Seurat has had inconsistency in input names from version to version. dittoSeq drew some of its parameter names from previous Seurat-equivalents to ease cross-conversion, but continuing to blindly copy their parameter standards will break people's already existing code. Instead, dittoSeq input names are guaranteed to remain consistent across versions, unless a change is required for useful feature additions.

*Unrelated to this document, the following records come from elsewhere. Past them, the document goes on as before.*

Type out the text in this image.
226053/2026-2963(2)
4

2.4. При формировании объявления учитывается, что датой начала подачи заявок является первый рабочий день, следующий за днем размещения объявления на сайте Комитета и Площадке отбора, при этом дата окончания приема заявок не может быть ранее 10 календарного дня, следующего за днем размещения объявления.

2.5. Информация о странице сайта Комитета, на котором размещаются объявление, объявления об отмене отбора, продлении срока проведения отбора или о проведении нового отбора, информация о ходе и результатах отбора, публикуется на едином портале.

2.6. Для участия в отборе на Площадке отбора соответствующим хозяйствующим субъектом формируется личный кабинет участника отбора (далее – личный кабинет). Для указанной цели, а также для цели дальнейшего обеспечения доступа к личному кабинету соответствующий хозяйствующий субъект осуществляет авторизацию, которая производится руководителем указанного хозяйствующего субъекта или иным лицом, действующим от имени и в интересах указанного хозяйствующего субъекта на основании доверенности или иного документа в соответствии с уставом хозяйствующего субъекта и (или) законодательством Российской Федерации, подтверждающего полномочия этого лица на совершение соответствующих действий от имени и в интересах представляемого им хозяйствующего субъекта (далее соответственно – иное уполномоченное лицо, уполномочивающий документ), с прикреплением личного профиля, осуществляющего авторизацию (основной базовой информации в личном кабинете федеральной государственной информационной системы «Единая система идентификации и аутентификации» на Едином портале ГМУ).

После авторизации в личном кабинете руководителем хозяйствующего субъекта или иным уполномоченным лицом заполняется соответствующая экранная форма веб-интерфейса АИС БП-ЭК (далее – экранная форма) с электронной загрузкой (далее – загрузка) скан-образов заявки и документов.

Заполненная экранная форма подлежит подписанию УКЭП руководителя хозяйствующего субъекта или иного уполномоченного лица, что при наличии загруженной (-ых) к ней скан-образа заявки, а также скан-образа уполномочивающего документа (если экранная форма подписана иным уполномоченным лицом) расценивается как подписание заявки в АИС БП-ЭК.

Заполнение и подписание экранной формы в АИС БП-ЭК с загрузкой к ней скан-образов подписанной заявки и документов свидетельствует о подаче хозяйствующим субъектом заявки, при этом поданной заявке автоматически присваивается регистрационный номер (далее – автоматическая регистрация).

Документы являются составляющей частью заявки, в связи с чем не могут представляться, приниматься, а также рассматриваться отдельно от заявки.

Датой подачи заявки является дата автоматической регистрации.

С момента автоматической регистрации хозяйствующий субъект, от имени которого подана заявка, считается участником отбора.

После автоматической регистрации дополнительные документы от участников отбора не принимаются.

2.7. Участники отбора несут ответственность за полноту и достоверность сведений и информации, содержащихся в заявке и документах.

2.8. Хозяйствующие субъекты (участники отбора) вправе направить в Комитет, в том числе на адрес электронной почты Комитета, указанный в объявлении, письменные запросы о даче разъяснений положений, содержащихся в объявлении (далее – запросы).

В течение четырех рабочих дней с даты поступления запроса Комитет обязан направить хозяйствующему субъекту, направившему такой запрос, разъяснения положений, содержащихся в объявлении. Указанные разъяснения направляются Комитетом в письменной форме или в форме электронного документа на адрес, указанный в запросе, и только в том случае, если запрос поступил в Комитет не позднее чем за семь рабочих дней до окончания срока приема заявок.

Seurat Viz Input(s) dittoSeq Equivalents
object SAME
features var / vars (generally the 2nd input, so name not needed!) OR genes & metas for dittoHeatmap()
cells (cell subsetting is not always available) cells.use (consistently available)
reduction & dims reduction.use & dim.1, dim.2
pt.size size (or jitter.size)
group.by SAME
split.by SAME
shape.by SAME and also available in dittoPlot()
fill.by color.by (can be used to subset group.by further!)
assay / slot SAME
order = logical order but = "unordered" (default), "increasing", or "decreasing"
cols color.panel for discrete OR min.color, max.color for continuous
label & label.size & repel do.label & labels.size & labels.repel
interactive do.hover = via plotly conversion
[Not in Seurat] data.out, do.raster, do.letter, do.ellipse, add.trajectory.lineages and others!

Quick Start Guide:

Load in your data, then go!:

library(dittoSeq)

# dittoSeq works natively with Seurat, SingleCellExperiment (SCE),
#   & SummarizedExperiment (SE) objects

# Seurat
seurat <- Seurat::pbmc_small
dittoPlot(seurat, "CD14", group.by = "ident")

# SingleCellEXperiment
sce <- Seurat::as.SingleCellExperiment(seurat)
dittoDimPlot(sce, "CD14")

# SummarizedExperiment
# (Please excuse the janky setup code for this quick example.)
library(SummarizedExperiment)
se <- as(as.SingleCellExperiment(Seurat::pbmc_small), "SummarizedExperiment")
rownames(se) <- rownames(sce)
dittoBarPlot(sce, "ident", group.by = "RNA_snn_res.0.8")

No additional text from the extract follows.